Saint Augustin n’est jamais de ceux qui « se bouchent les oreilles ». Même lorsqu’un enseignement semble contredire à l’Écriture Sainte, il l’écoute avec attention, afin de découvrir si la contradiction est apparente ou réelle ; en toutes choses, il se garde de trancher avec précipitation et sans connaissance de cause.

L’assurance avec laquelle les Basile, les Grégoire de Nysse, les Ambroise, les Jean Chrysostome opposaient, aux enseignements de la Physique profane, les naïves assertions de leur science puérile contristait fort l’Évêque d’Hippone. Il voyait avec peine les docteurs de l’Église du Christ donner dans le ridicule qu’il avait si vivement reproché à Manichée[1]. Il les en reprenait avec une sagesse extrême.
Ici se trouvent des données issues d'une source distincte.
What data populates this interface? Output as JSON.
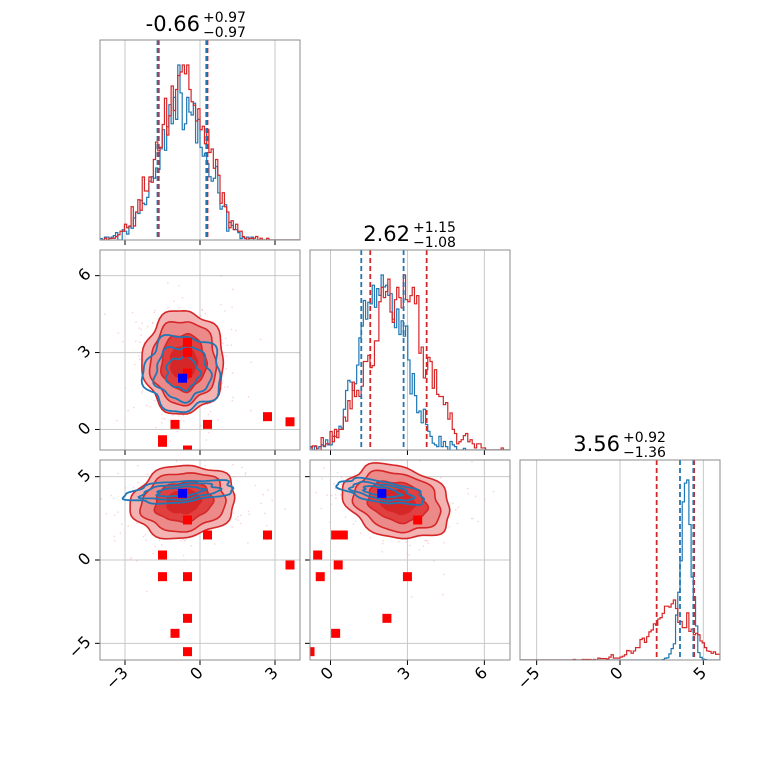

« Quand je vois, disait-il[2], quelqu’un de mes frères en Jésus-Christ qui n’est pas instruit en ces connaissances ou qui s’y trompe, je le soutire sans aucune peine, sachant qu’il ne lui importe nullement de savoir la situation et l’état d’une créature corporelle, pourvu qu’il ne croie rien d’indigne de votre majesté infinie, ô mon Bien, créateur de toutes choses. Mais ce défaut de connaissance lui est dommageable s’il estime qu’elle fait partie de la doctrine essentielle de la piété, et s’il ose soutenir avec obstination ce qu’il ne sait pas. La charité, ainsi qu’une bonne mère, supporte cette foiblesse en celui qui n’est encore que dans l’enfance de la foi, jusqu’à ce que, devenant un nouvel homme et un homme parfait, il ne soit plus sujet à être agité par les vents des différentes doctrines. Mais qui n’aurait eu horreur et ne rejetterait comme détestable la folie de celui qui serait convaincu d’avoir enseigné des choses fausses après avoir voulu passer pour docteur, pour guide, pour chef et pour maître de ceux à qui il aurait osé entreprendre de persuader que ces choses étaient telles qu’il les disait, et de le faire avec tant d’audace, que de prétendre qu’en le suivant, ou ne suivait pas un homme, mais votre Esprit Saint ? — In illo autem qui doctor, qui auctor, qui dux et princeps eorum quibus illa suaderet, ita fieri ausus est, ut qui cum sequerentur, non quemlibet hominem, sed Spiritum tuum sanctum se sequi arbitrarentur ; quis tantam dementiam, sicubi falsa dixisse

  1. Voir ce Chapitre, § I, pp. 401-402.
  2. Saint Augustin, Confession, livre V, ch. V (Traduction d’Arnaud d’Andilly).